Running from 6 to 10 p.m., guests were treated to dinner from Saco caterers The Chef and the Gardener, and a cash bar that remained open throughout the night. Portland bluegrass outfit Gumption Junction serenaded attendees in the lobby area the entire evening.

Many attendees came outfitted in cowboy costumes or mariner outfits, resulting in group photos throughout the night at a TapSnap photo booth the museum had ordered for the event.
“When you go to something like this you want to have great pictures, and the TapSnap definitely gives people that opportunity,” Gates said.

“This is Downeast Meets Dixie, so we have New England cars and Dallas cars,” Gates said.
A higher turnout was expected, Gates said, but the rain likely caused some ticket holders to stay in for the night. Nonetheless, guests perused the inside of the museum, and many folks grabbed a 15-minute ride on the trolley cars showcased for the evening.
For many, the event was a blast from the past, old-time costumes aside.

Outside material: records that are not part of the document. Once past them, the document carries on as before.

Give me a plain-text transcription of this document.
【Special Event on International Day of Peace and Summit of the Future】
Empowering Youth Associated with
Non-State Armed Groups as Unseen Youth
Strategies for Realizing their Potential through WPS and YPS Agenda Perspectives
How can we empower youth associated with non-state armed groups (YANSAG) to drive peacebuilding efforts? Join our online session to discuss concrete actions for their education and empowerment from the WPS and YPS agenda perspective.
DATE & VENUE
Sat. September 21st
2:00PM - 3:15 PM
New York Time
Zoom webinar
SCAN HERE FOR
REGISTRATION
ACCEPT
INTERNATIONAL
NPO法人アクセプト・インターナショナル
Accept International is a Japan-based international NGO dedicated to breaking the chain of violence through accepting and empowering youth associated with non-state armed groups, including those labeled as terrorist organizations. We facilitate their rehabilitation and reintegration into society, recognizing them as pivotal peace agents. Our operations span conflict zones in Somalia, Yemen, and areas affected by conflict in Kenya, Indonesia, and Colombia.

Norm Forgey, who now lives in Scarborough, had been living in Dallas as a boy in the late 1940s when he would often take a trolley car from his mother’s house to his grandmother’s house, he said. Just a few years ago, he saw that same model car at the Seashore Trolley Museum.

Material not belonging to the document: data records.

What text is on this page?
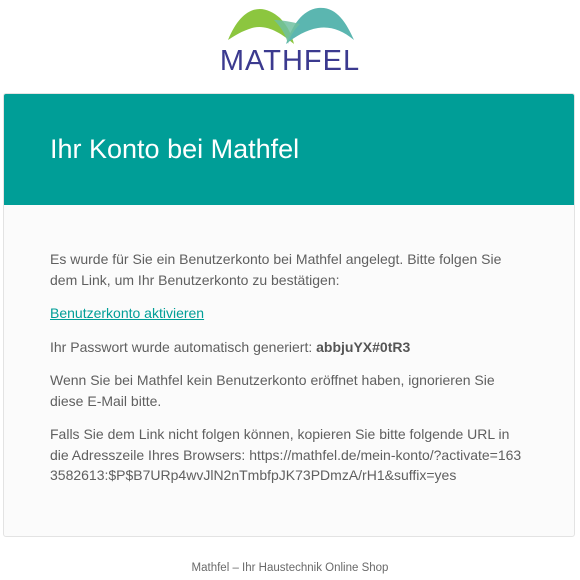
MATHFEL
Ihr Konto bei Mathfel

Es wurde für Sie ein Benutzerkonto bei Mathfel angelegt. Bitte folgen Sie dem Link, um Ihr Benutzerkonto zu bestätigen:

Benutzerkonto aktivieren

Ihr Passwort wurde automatisch generiert: abbjuYX#0tR3

Wenn Sie bei Mathfel kein Benutzerkonto eröffnet haben, ignorieren Sie diese E-Mail bitte.

Falls Sie dem Link nicht folgen können, kopieren Sie bitte folgende URL in die Adresszeile Ihres Browsers: https://mathfel.de/mein-konto/?activate=1633582613:$P$B7URp4wvJlN2nTmbfpJK73PDmzA/rH1&suffix=yes

Mathfel – Ihr Haustechnik Online Shop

“I told the conductor ‘I could have sworn I rode a similar car like that in Dallas many years ago,’ and so he brought me to the barn where the car was stored, and sure enough it had the exact same color scheme,” Forgey said.
“Now I have gone from riding that car as a little kid in Dallas decades ago, to riding it now, here in Maine,” Forgey said. “It’s really something special.”